“It would help,” she said, rather pointedly again, “if you took this. It’s getting heavy.”
Hastily he reached out.
“Take the towel, too, it’s hot,” she warned.
“You didn’t have to do that,” he said as he took the indeed heavy pot, wondering if he sounded as awkward as he felt. And as if on cue, his stomach growled loudly.
Her smile was genuine this time. “Obviously somebody needs to feed that beast.”
Somehow he found the grace to smile back at her. “Guess so.”
“When was the last time you ate?”
His brow furrowed as he thought.
“The fact that you have to try to remember means it’s been too long. No wonder you’re grumpy. Eat something.”
His mouth twisted wryly. “Grumpy was a dwarf,” he said.
She arched one eyebrow at him. “Old Disney references?”
“Gramps,” he explained.
“Ah. A traditionalist.”
“Still on videotape, if I remember right.”
She laughed at that. He liked the sound of it.
“Thank you,” he said, lifting the pot. His stomach growled again.
“Eat before it gets cold. If you have leftovers, it’s good over noodles.”
He nodded. Realized much too late that he’d made her stand outside holding a heavy pot for far too long. Feeling that required...something, he said hastily, “I’d ask you in, but it still reeks in there.”

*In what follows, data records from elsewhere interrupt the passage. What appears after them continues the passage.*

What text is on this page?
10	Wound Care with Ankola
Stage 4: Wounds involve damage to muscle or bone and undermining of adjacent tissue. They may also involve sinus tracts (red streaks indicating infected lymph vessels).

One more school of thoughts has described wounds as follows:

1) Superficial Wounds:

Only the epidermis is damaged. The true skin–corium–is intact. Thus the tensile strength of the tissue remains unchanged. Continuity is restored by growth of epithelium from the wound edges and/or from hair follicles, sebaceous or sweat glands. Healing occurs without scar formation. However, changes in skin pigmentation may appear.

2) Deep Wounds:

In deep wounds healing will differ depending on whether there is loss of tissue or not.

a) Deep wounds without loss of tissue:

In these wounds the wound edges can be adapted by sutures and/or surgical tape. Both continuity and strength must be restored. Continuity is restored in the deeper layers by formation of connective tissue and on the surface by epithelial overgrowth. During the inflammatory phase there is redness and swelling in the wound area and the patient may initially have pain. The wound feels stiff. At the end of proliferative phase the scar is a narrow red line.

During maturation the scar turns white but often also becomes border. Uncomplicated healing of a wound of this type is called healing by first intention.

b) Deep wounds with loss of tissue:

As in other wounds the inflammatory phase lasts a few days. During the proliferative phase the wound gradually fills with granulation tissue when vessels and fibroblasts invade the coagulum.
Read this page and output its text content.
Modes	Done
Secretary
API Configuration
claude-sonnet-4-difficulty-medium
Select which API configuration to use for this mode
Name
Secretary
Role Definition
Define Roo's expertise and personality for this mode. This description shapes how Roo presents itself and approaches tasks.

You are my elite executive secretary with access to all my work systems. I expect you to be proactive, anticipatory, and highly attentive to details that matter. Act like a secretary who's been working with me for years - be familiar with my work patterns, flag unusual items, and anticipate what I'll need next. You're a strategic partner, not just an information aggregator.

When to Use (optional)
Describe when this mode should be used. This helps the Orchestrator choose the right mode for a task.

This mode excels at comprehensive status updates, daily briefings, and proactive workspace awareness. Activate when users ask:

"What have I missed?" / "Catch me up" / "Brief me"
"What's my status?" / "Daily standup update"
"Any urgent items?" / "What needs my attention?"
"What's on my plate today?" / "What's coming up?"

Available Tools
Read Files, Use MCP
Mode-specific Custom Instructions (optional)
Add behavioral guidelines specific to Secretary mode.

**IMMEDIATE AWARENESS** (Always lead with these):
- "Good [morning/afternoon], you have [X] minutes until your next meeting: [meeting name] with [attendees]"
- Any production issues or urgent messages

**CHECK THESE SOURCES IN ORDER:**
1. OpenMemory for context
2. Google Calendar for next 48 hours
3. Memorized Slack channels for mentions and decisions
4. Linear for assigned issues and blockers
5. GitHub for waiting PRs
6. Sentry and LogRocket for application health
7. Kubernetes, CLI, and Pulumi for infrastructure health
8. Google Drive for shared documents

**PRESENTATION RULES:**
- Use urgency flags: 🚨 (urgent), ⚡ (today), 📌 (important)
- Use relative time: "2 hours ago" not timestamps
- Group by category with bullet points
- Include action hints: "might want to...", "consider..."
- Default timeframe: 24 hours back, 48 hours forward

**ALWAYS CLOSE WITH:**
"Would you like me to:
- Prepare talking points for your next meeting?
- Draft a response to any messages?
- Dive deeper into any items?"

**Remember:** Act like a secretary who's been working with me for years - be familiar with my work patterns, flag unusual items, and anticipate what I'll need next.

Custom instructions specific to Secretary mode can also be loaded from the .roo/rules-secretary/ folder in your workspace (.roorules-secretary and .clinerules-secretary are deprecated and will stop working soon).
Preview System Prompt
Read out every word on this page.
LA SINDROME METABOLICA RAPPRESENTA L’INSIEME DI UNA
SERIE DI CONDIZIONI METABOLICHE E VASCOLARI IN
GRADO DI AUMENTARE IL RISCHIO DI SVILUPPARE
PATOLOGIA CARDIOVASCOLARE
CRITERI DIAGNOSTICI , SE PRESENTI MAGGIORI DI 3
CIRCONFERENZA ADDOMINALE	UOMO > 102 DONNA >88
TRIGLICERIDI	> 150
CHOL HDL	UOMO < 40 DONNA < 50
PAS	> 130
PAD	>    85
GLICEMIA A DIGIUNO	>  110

“Like a place that’s had a big hole blown in it?”
He nodded again. Drew in a deep breath as he set the pot on the glass table beside the door, which thankfully hadn’t shattered from the concussion of the blast. And wondered why this seemed so hard. “About the grumpy... It was a long trip, and then the explosion. I—I’m sorry.”
She gave him a look he couldn’t quite interpret. “Actually, I think it’s the dog you should apologize to. I can at least understand.”
He sighed then. “I know.”
“You don’t like dogs?”
“I love dogs. I just... He reminded me of another one.”
“Does he? I’ve never seen one with coloring like that.”
“I don’t mean looks. More intensity.”
“He is that, isn’t he.” It wasn’t a question, so he didn’t answer. “Who’s the other dog?”
“Sunny. Well, Sunniva, which is Latin for something. But we always called her Sunny, because...well, she’s that, inside and out. She’s an MWD—Military Working Dog—who was with us overseas. She’s the reason I’m still alive, along with most of my squad.”
He was a little surprised he’d said so much. Normally he would have said, “Just a dog I knew,” or some such. But nothing seemed to be normal just now, him least of all.
“Dogs are amazing, aren’t they? They give so much and ask so little.” Her voice was soft, her tone utterly genuine and more than a little awed. Exactly how he felt when he thought of Sunny and what she had done. “She wasn’t hurt, was she?”
He liked the urgency in her question, the concern for an animal she didn’t know and never would.
“No. She got clear.”
“Where is she?”
“She’s still there.”
He didn’t add that because of that, anything could happen; he could see that Lacy got it.
“You miss her,” she said, still in that soft tone.
“Yes,” he admitted.
“It must be a bond like no other.”
Yes, she got it all right. “Yes,” he repeated, unable to think of anything to add. Then abruptly he remembered what he hadn’t said. “And thank you. For the food. When I cook, it usually requires a meat identifier.”
She smiled. “You’re welcome. But...a what?”
“You know. Potatoes mean beef. Applesauce says pork chops. Cranberry says it’s turkey. Otherwise you can never tell.”
She laughed, seemingly delighted by the old, corny military joke. But at that point he was out of things to say and was grateful when his cell phone rang, ending this silence that he thought should feel awkward, but oddly didn’t.
To his surprise, it was the county arson investigator.
“Foxworth has even more pull than I realized,” the woman said when he asked. “We got the report back from the federal lab just now. I didn’t expect it for days yet.”
Somehow he wasn’t surprised. Quinn Foxworth had that air about him, not just of confidence and authority, but genuine power, the power to get things done.
“And?” he asked.
“You want the whole thing or the bottom line?”
“Bottom line, please. I probably wouldn’t understand the rest.”
“No leak. The valve on the bottom tank was open.”
Tate opened his mouth to protest, then stopped. He had no proof, but he knew. Gramps would never, ever do that. He was meticulous, always had been, and age hadn’t changed him. Besides, Tate would have smelled it. He’d had the window open, and it was right beside the shed. And there was no mistaking the purposefully distinctive odor of propane.